The first thing she said after she told me her name was Scarlett was “It’s a big country for a carpetbagger,” and then she started her story about small deaths under the desert sky.

“Dreams die out there under that Goddamn ‘sacred’ sky.” she said, draped languidly against the exhibit room white wall of sandstone and bleached bone. The framed, black and white world at her back. “This stuff is fascinating but it’s just art. It's not real. The deserts not a fairy tale. You can try to make a home there, but it eats at you after a time. Eats at you in ways its hard to understand. You gotta live there to know it. Going through it making pretty pictures doesn’t give you a handle on anything.” She sighed. “It only makes you romantic about what can only kill you in the end.”
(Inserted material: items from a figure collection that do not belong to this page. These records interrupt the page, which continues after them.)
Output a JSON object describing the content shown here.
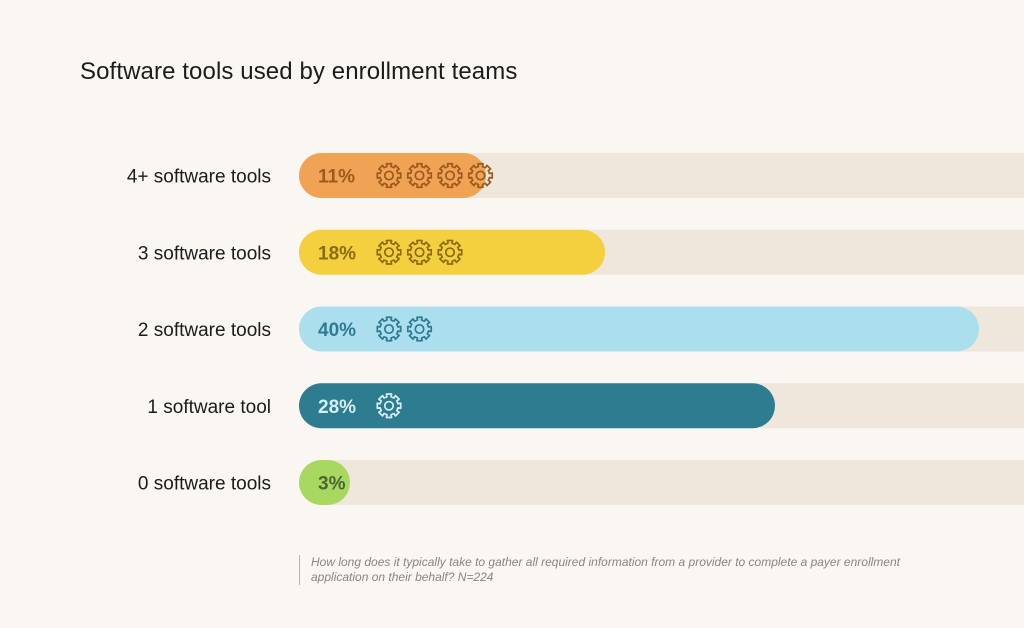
{
  "chart_data": {
    "type": "bar",
    "orientation": "horizontal",
    "title": "Software tools used by enrollment teams",
    "categories": [
      "4+ software tools",
      "3 software tools",
      "2 software tools",
      "1 software tool",
      "0 software tools"
    ],
    "values": [
      11,
      18,
      40,
      28,
      3
    ],
    "value_labels": [
      "11%",
      "18%",
      "40%",
      "28%",
      "3%"
    ],
    "icon_counts": [
      4,
      3,
      2,
      1,
      0
    ],
    "icon": "gear-icon",
    "xlim": [
      0,
      50
    ],
    "grid": false,
    "legend": "none",
    "colors": [
      "#f0a354",
      "#f4d03f",
      "#acdfee",
      "#2d7c8f",
      "#a9d861"
    ],
    "label_colors": [
      "#9c5a1f",
      "#8a6c12",
      "#2f7a94",
      "#d7eef4",
      "#4a6630"
    ],
    "track_color": "#efe7dc"
  },
  "footnote": "How long does it typically take to gather all required information from a provider to complete a payer enrollment application on their behalf? N=224"
}
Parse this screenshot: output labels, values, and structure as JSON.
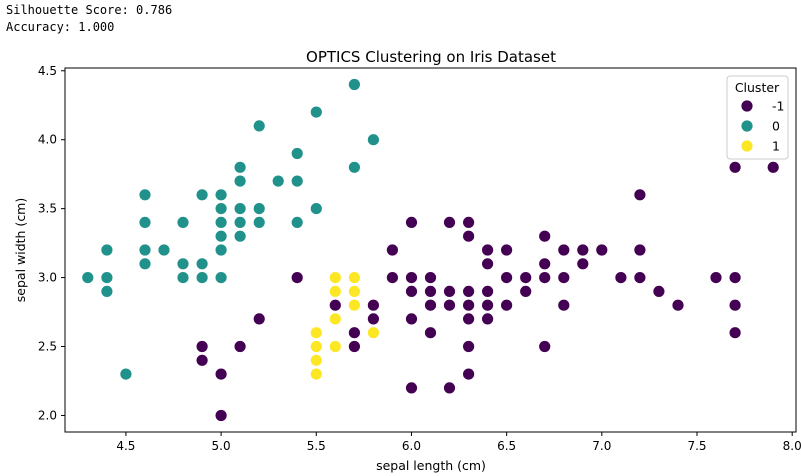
{
  "console": {
    "line1": "Silhouette Score: 0.786",
    "line2": "Accuracy: 1.000"
  },
  "chart_data": {
    "type": "scatter",
    "title": "OPTICS Clustering on Iris Dataset",
    "xlabel": "sepal length (cm)",
    "ylabel": "sepal width (cm)",
    "xlim": [
      4.18,
      8.02
    ],
    "ylim": [
      1.88,
      4.52
    ],
    "xticks": [
      "4.5",
      "5.0",
      "5.5",
      "6.0",
      "6.5",
      "7.0",
      "7.5",
      "8.0"
    ],
    "yticks": [
      "2.0",
      "2.5",
      "3.0",
      "3.5",
      "4.0",
      "4.5"
    ],
    "grid": false,
    "legend": {
      "title": "Cluster",
      "placement": "top-right"
    },
    "series": [
      {
        "name": "-1",
        "color": "#440154",
        "points": [
          [
            7.7,
            3.8
          ],
          [
            7.9,
            3.8
          ],
          [
            7.2,
            3.6
          ],
          [
            6.0,
            3.4
          ],
          [
            6.2,
            3.4
          ],
          [
            6.3,
            3.4
          ],
          [
            6.3,
            3.3
          ],
          [
            6.7,
            3.3
          ],
          [
            5.9,
            3.2
          ],
          [
            6.4,
            3.2
          ],
          [
            6.5,
            3.2
          ],
          [
            6.8,
            3.2
          ],
          [
            6.9,
            3.2
          ],
          [
            7.0,
            3.2
          ],
          [
            7.2,
            3.2
          ],
          [
            6.7,
            3.1
          ],
          [
            6.4,
            3.1
          ],
          [
            6.9,
            3.1
          ],
          [
            5.4,
            3.0
          ],
          [
            5.9,
            3.0
          ],
          [
            6.0,
            3.0
          ],
          [
            6.1,
            3.0
          ],
          [
            6.5,
            3.0
          ],
          [
            6.6,
            3.0
          ],
          [
            6.7,
            3.0
          ],
          [
            6.8,
            3.0
          ],
          [
            7.1,
            3.0
          ],
          [
            7.2,
            3.0
          ],
          [
            7.6,
            3.0
          ],
          [
            7.7,
            3.0
          ],
          [
            6.0,
            2.9
          ],
          [
            6.1,
            2.9
          ],
          [
            6.2,
            2.9
          ],
          [
            6.3,
            2.9
          ],
          [
            6.4,
            2.9
          ],
          [
            6.6,
            2.9
          ],
          [
            7.3,
            2.9
          ],
          [
            5.6,
            2.9
          ],
          [
            5.7,
            2.9
          ],
          [
            5.8,
            2.8
          ],
          [
            6.1,
            2.8
          ],
          [
            6.2,
            2.8
          ],
          [
            6.3,
            2.8
          ],
          [
            6.4,
            2.8
          ],
          [
            6.5,
            2.8
          ],
          [
            6.8,
            2.8
          ],
          [
            7.4,
            2.8
          ],
          [
            7.7,
            2.8
          ],
          [
            5.6,
            2.8
          ],
          [
            5.2,
            2.7
          ],
          [
            5.8,
            2.7
          ],
          [
            6.0,
            2.7
          ],
          [
            6.3,
            2.7
          ],
          [
            6.4,
            2.7
          ],
          [
            5.6,
            3.0
          ],
          [
            5.7,
            2.6
          ],
          [
            6.1,
            2.6
          ],
          [
            7.7,
            2.6
          ],
          [
            4.9,
            2.5
          ],
          [
            5.1,
            2.5
          ],
          [
            5.5,
            2.5
          ],
          [
            5.7,
            2.5
          ],
          [
            6.3,
            2.5
          ],
          [
            6.7,
            2.5
          ],
          [
            4.9,
            2.4
          ],
          [
            5.0,
            2.3
          ],
          [
            6.3,
            2.3
          ],
          [
            6.0,
            2.2
          ],
          [
            6.2,
            2.2
          ],
          [
            5.0,
            2.0
          ]
        ]
      },
      {
        "name": "0",
        "color": "#21918c",
        "points": [
          [
            5.7,
            4.4
          ],
          [
            5.5,
            4.2
          ],
          [
            5.2,
            4.1
          ],
          [
            5.8,
            4.0
          ],
          [
            5.4,
            3.9
          ],
          [
            5.1,
            3.8
          ],
          [
            5.7,
            3.8
          ],
          [
            5.1,
            3.7
          ],
          [
            5.3,
            3.7
          ],
          [
            5.4,
            3.7
          ],
          [
            4.6,
            3.6
          ],
          [
            4.9,
            3.6
          ],
          [
            5.0,
            3.6
          ],
          [
            5.1,
            3.5
          ],
          [
            5.2,
            3.5
          ],
          [
            5.5,
            3.5
          ],
          [
            5.0,
            3.5
          ],
          [
            4.6,
            3.4
          ],
          [
            4.8,
            3.4
          ],
          [
            5.0,
            3.4
          ],
          [
            5.1,
            3.4
          ],
          [
            5.2,
            3.4
          ],
          [
            5.4,
            3.4
          ],
          [
            5.0,
            3.3
          ],
          [
            5.1,
            3.3
          ],
          [
            4.4,
            3.2
          ],
          [
            4.6,
            3.2
          ],
          [
            4.7,
            3.2
          ],
          [
            5.0,
            3.2
          ],
          [
            4.6,
            3.1
          ],
          [
            4.8,
            3.1
          ],
          [
            4.9,
            3.1
          ],
          [
            4.3,
            3.0
          ],
          [
            4.4,
            3.0
          ],
          [
            4.8,
            3.0
          ],
          [
            4.9,
            3.0
          ],
          [
            5.0,
            3.0
          ],
          [
            4.4,
            2.9
          ],
          [
            4.5,
            2.3
          ]
        ]
      },
      {
        "name": "1",
        "color": "#fde725",
        "points": [
          [
            5.6,
            3.0
          ],
          [
            5.7,
            3.0
          ],
          [
            5.6,
            2.9
          ],
          [
            5.7,
            2.9
          ],
          [
            5.7,
            2.8
          ],
          [
            5.6,
            2.7
          ],
          [
            5.8,
            2.6
          ],
          [
            5.5,
            2.6
          ],
          [
            5.5,
            2.5
          ],
          [
            5.6,
            2.5
          ],
          [
            5.5,
            2.4
          ],
          [
            5.5,
            2.3
          ]
        ]
      }
    ]
  }
}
“Think about it. Does anybody normal live like this?” The swing of her arm encompassed the room. “ I sure don't. Reality sucks you up and leaves you flat. It’s not a fun country ride. It’s not a side-show. What passes for dignity out there is called desperation anywhere else.

“The best thing I remember”, she said, as she drew a breath, “is dust that filled the sky And that I danced in it.” She Iaughed. “ I have to admit that memory seems so much brighter than real life, but that's all I've got.”

We moved into a rat trap apartment and didn't leave. Scarlett brought a desperation to sex that was stronger than passion. She clung to me as if I was her only salvation from the darkness that threatens to engulf her. She clung to me in moments of passion like the faithful cling to God. In a desperate attempt to escape before life buried us, we decided to leave.

We were headed for San Francisco , It was an inspiration that came to us in a moment of drunken boredom. We flipped a coin, and that's how it happened. It seemed like the right thing to do at the time. After a night spent stumbling through the cactus, kicking rocks and howling in blind confusion at the enormous moon rising, round as a silver wheel over the sagebrush. We got a ride on the outskirts of town, and,were on our way.

Somewhere outside of Bullhead City we got picked up by a trucker hauling oil who mumbled and belched and looked longingly at Scarlett's long white legs exposed almost past belief in her new mini-dress as we crossed California in the pre-dawn starkness. He finally let us out somewhere outside Bakersfield where we stood on the curb side for hours in the cold trying to get a ride before crashing in the bushes by the on ramp sign for a few hours of fitful sleep. We dreamed of diesel fumes and burning brakes.

In a, forlorn a little asphalt strip mall truck stop in Salinas, Scarlett flirted with the clerk of an all night store while I ripped off a bottle of Southern Comfort and some candy bars.

"God, are we slick!"

"Yeah...slick." I muttered as we sat on the curb waiting for a ride. Me feeling invisible while Scarlett, as she sat on the curb in her little scrap of cloth skirt, overwhelmed the concrete and barbwire backdrop of the industrial wasteland where we waited with her wild, untamed beauty. Every car that passed slowed down to a crawl to get a look, and then speed up as we raised our thumbs to them like signs advertising our helplessness. Like two derelicts, crouched on the roadside holding up " WILL WORK FOR FOOD" signs. It didn't make sense to be so down and out, but for us, right then, it was an adventure.

Finally we arrived. As we crested the hill the city offered itself, an elusive strip at a time. A hint here, a flash there, brief glimpses, fleshing out the hidden body in my imagination. For me, all of life was lustrous in that moment of new hope, boundless and free, soaring unchained, like the seagulls over the big ships bound for births in Oakland or outbound for Asia. Somewhere, under the ocean of fog that smothered all sign of life was my future. Scarlett slept through those first long moments. I was glad. Poised on the edge of what used to be, ready to dive into the new water, and come up swimming. Big waves roiled the chaos inside. Love, and money, fame, and fortune, the good times yet to come, this mysterious, improbable, woman, in a fog bank bound for glory, on the seat beside me, her minimal dress hiked up over her hips, her legs sprawled open, in her face the innocence of a child's down warm softness corrupted. In the mirror, the driver, a middle aged man whose bald crown shone in the glimmering opalescence of dawn, watched her hungrily in the mirror, as if she was a hot steak. His last words, for Scarlett. He offered her 20 bucks to do him. She just laughed.